Tout individu qui décide de créer une EURL doit respecter certaines démarches indispensables, non seulement pour exister légalement mais aussi et surtout pour l'approbation future de ses comptes. Avant que des remaniements ne soient effectués en matière d'approbation des comptes, le fondateur d'une EURL se trouvait dans l'obligation d'effectuer le dépôt des ses statuts auprès du
CFE ou Centre de Formalité des Entreprises. Ces statuts listent l'ensemble des règles valables au sein de l'EURL.
L'on notera au passage que les entités dont la direction est assurée par un associé unique ont la possibilité de faire appel à des statuts-types simplifiés, identiques à ceux que l'on publie dans le journal officiel. A la fin de chaque exercice, une EURL est tenue de faire le dépôt de ses comptes annuels, du rapport de gestion ainsi que de l'inventaire dans un délai de trente jours suivant l'approbation des comptes. Si l'EURL est gérée par un associé unique, les comptes sont automatiquement approuvés dès lors que les comptes annuels ont été déposés auprès du tribunal compétent à savoir le
tribunal de commerce. L'approbation prend effet dans les six mois qui suivent l'exercice clôturé. Quelles que soit les démarches entreprises pour l'approbation des comptes, le récépissé que le greffe a délivré au moment où les comptes annuels ont été déposés doit impérativement figurer dans le registre de l'entreprise. La loi du 2 août 2005 entrée en vigueur le 28 décembre 2008 a été proposée puis appliquée dans le but de simplifier l'approbation des comptes d'une EURL ou Entreprise Unipersonnelle à Responsabilité Limitée. Il existe différentes conditions inhérentes à cette disposition.

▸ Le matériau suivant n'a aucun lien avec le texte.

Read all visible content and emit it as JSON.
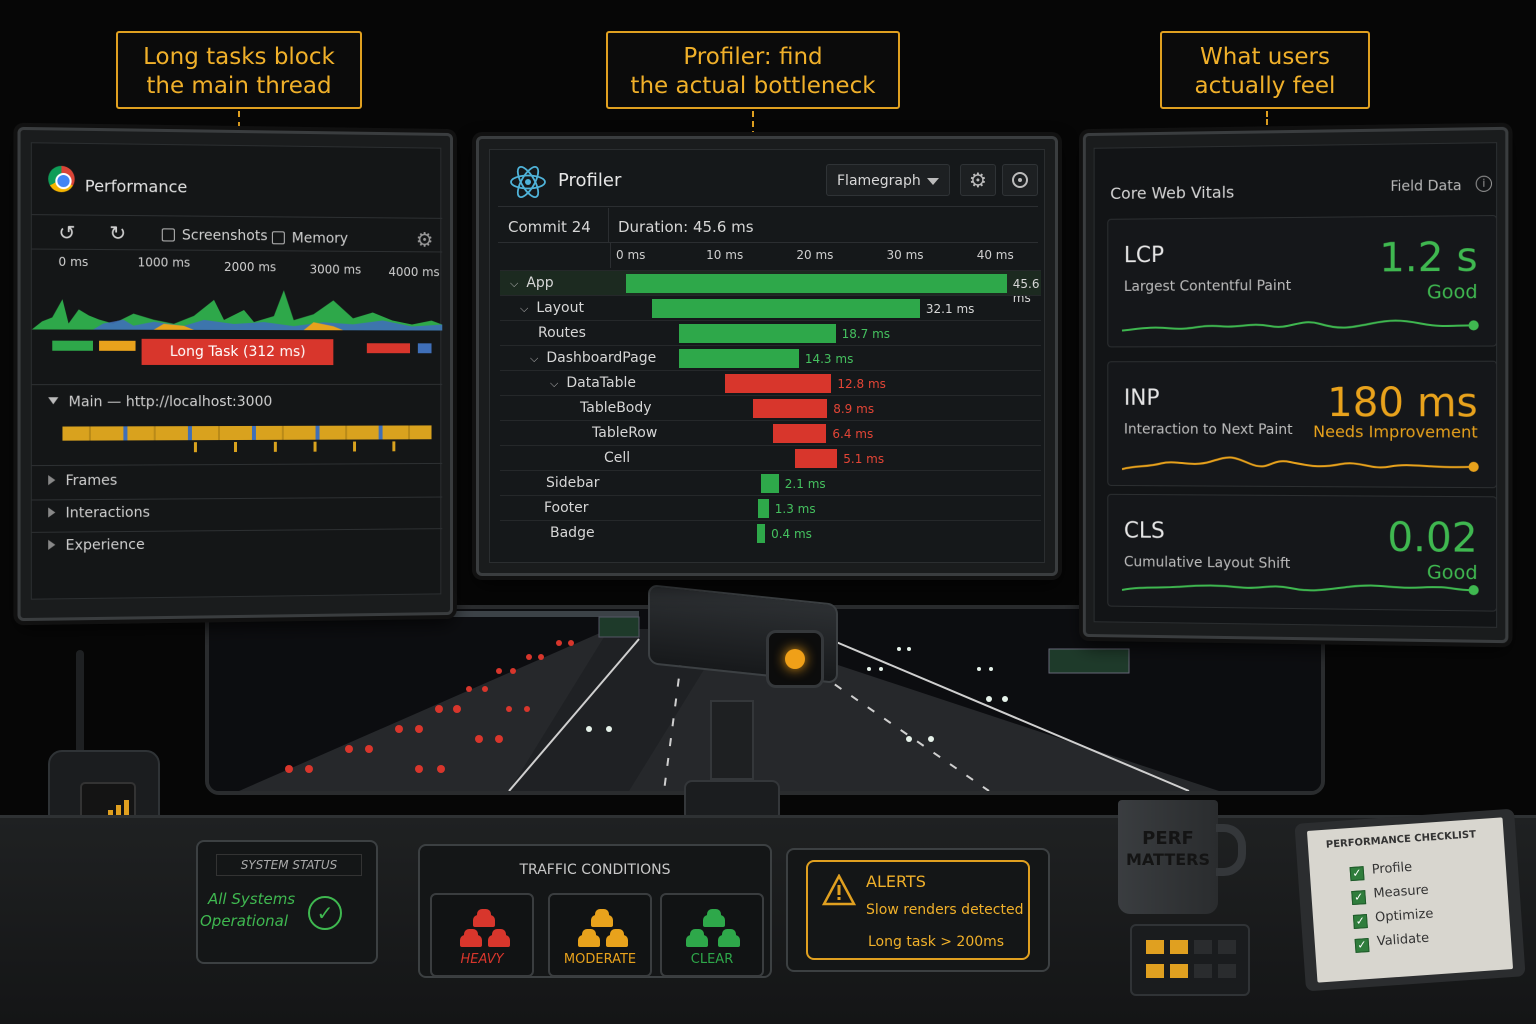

D'abord, le simplification ne peut entrer en vigueur que si et seulement si le seul associé officiant au sein de ladite EURL occupe lui-même le poste de gérant. Les comptes de l'EURL sont approuvés une fois que les documents comptables essentiels à savoir le rapport d'inventaire et les comptes annuels ont été déposés auprès du greffe du tribunal du commerce. Il va sans dire que ces différents documents doivent être signés par le gérant. L'on notera par ailleurs que les autres types d'entreprise ne sont pas dans l'obligation de déposer le rapport d'inventaire auprès du greffe.
L'on signalera également que l'associé unique de l'EURL n'est plus tenu de déposer le rapport de gestion de l'entreprise auprès du tribunal de commerce. Ceci ne le dispense pas d'établir ce rapport lequel devrait être accessible à toute entité susceptible de s'y intéresser. Mis à part ce léger changement dans l'approbation des comptes d'une EURL, il n'est plus obligatoire de faire figurer le récépissé que le greffe du tribunal de commerce a remis après dépôt des dossiers dans le registre de l'entreprise. Il faut aussi mettre l'accent sur le fait que l'associé unique n'est plus dans l'obligation d'effectuer une insertion au sein du Bodacc ou Bulletin Officiel Des Annonces Civiles et Commerciales lorsqu'il procède à l'immatriculation de l'EURL.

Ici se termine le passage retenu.